The President must give at least an annual speech to the nation, and can make requests of Congress, and insures the laws of the United States are enforced. It also describes how the President can be impeached (forced to leave office).


Article 3. The Judicial Branch

The judicial branch means the courts that interpret the laws made by Congress, and enforced by the President. It includes the Supreme Court, and lower courts created by Congress, whose judges are appointed by the President.

In deciding if a law is valid, the foundational decision is whether it complies with the Constitution of the United States. Thus the courts interpret the Constitution, which is what I mentioned earlier about ‘Constitutional Law.’ If a court is what is called ‘conservative,’ it tries to follow the Constitution verbatim, like the founding fathers meant. If a court is what is called ‘liberal,’ it tries to interpret the Constitution in line with what it thinks modern society would prefer today: in line with their expectancies and preferences. The former is sometimes called an historical approach, and the second a modern approach. 
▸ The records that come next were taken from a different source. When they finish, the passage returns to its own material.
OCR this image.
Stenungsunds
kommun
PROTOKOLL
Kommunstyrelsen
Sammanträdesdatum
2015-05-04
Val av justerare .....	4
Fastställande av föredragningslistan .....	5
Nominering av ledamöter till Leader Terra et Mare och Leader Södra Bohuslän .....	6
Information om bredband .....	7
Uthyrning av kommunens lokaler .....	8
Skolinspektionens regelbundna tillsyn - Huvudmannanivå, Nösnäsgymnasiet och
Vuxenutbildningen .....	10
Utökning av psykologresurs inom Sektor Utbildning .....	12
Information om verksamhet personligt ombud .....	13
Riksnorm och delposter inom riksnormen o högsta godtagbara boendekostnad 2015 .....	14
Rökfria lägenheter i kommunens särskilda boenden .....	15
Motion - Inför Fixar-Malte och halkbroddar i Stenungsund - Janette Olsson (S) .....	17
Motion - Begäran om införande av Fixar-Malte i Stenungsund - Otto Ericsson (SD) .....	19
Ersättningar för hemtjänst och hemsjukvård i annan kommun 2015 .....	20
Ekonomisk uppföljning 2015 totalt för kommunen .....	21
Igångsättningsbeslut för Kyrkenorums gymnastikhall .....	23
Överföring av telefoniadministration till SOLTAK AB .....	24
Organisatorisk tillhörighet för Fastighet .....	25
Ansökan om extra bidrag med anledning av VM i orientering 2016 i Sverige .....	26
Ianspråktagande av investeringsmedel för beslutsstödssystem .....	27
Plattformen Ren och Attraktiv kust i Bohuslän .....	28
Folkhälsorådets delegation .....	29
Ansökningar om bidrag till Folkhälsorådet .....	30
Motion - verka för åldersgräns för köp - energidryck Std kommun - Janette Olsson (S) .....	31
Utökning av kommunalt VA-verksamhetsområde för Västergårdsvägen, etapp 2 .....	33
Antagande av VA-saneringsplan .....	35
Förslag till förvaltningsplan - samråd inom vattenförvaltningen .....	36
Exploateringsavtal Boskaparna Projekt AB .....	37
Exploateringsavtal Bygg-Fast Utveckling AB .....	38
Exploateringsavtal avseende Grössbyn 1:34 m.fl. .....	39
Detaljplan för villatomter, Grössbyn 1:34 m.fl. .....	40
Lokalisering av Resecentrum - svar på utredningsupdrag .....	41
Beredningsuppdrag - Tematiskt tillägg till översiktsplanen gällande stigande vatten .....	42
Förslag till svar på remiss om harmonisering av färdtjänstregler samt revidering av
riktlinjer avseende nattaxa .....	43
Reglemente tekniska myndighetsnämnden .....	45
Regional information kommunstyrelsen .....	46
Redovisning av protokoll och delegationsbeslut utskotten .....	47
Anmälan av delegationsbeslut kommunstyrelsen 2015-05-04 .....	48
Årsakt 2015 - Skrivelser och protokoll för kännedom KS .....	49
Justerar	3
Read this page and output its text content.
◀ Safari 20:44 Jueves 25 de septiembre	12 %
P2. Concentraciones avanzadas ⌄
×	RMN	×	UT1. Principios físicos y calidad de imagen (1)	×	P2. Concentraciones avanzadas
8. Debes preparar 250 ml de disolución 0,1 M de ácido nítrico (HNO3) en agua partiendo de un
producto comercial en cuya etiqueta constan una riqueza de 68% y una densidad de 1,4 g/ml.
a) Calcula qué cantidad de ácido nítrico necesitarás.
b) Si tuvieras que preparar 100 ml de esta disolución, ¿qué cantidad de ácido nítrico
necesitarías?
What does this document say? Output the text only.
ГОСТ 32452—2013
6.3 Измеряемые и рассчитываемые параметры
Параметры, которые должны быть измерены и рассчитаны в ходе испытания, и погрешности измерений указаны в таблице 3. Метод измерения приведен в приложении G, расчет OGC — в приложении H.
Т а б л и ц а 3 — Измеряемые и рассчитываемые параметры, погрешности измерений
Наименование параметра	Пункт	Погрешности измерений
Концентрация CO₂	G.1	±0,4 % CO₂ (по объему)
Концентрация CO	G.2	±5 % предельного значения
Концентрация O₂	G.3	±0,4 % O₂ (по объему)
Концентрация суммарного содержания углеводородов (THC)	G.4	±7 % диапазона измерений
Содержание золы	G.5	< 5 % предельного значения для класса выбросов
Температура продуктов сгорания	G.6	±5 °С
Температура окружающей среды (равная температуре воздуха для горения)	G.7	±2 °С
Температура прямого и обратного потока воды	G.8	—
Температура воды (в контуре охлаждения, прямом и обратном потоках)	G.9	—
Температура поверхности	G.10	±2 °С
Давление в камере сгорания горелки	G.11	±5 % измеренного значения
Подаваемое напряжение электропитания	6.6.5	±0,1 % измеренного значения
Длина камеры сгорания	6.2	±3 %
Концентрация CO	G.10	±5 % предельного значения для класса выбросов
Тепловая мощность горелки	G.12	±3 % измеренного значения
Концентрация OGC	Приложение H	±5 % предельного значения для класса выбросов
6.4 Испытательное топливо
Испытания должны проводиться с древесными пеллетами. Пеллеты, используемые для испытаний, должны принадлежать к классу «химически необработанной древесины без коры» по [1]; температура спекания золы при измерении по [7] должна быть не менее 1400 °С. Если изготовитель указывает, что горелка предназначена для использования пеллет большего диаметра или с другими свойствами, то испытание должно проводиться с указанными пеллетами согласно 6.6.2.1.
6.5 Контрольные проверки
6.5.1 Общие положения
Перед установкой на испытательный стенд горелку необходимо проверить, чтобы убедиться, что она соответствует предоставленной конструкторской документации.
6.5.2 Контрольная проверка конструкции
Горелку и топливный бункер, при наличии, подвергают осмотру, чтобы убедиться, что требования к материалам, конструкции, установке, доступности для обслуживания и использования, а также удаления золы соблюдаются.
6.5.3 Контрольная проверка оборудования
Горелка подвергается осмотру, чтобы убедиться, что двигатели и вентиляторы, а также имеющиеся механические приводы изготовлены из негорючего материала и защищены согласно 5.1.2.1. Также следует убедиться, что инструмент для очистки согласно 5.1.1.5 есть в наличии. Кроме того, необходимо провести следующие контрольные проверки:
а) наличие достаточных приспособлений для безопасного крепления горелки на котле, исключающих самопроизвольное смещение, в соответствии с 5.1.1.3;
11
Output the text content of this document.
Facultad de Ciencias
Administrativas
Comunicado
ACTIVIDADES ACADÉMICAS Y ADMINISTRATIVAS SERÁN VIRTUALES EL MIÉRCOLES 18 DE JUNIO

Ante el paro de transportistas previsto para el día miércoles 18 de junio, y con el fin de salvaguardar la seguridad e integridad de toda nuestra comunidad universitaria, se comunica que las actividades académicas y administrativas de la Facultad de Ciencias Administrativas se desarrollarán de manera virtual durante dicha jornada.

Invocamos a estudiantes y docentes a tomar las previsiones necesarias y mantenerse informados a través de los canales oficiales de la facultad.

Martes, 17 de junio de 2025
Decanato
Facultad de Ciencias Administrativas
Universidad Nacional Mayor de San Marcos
The article says the judges are appointed to serve for their lifetime unless they decide to retire. It talks about the type of cases the Supreme Court must decide, and it guarantees a trial by jury in criminal cases. It describes what treason is.


Article 4. The States

This article describes states’ rights and responsibilities in functioning with the federal government. “Full faith and credit” means that each state honors the laws of all other states. The citizens of any state must be treated in the same fairness as those citizens of any other state. It also talks about extradition: where a state must return an accused criminal to a state accusing them.

This section describes how a new state can be formed, and the control of federal lands. It ensures a peoples’ government, where it’s a government ‘of the people, by the people and for the people’ — at least in theory. It also speaks of states being protected from invasion by the federal government.


Article 5. Amending the Constitution

This article says the only way the Constitution can be changed is by passing an amendment. This is defined as meaning 2/3rds of the House of Representatives and also the Senate (the Congress described in Article 1). In addition, 3/4ths of the states must also approve any amendment.


Article 6. The Supremacy of the Constitution

This article says the Constitution is the highest law in our nation, and all of the states, officers and judges must uphold the Constitution, together with all laws and treaties passed in the appropriate manner. It also requires any officer of the United States, when taking office, to take an oath of allegiance to the Constitution.


Article 7. Ratification of the Constitution

This describes how the states must ratify the Constitution, which has already been done. This said the people (by means of conventions) in 9 of the 13 states were required to pass the Constitution. This goes back to ‘We the People’ clause of the Preamble.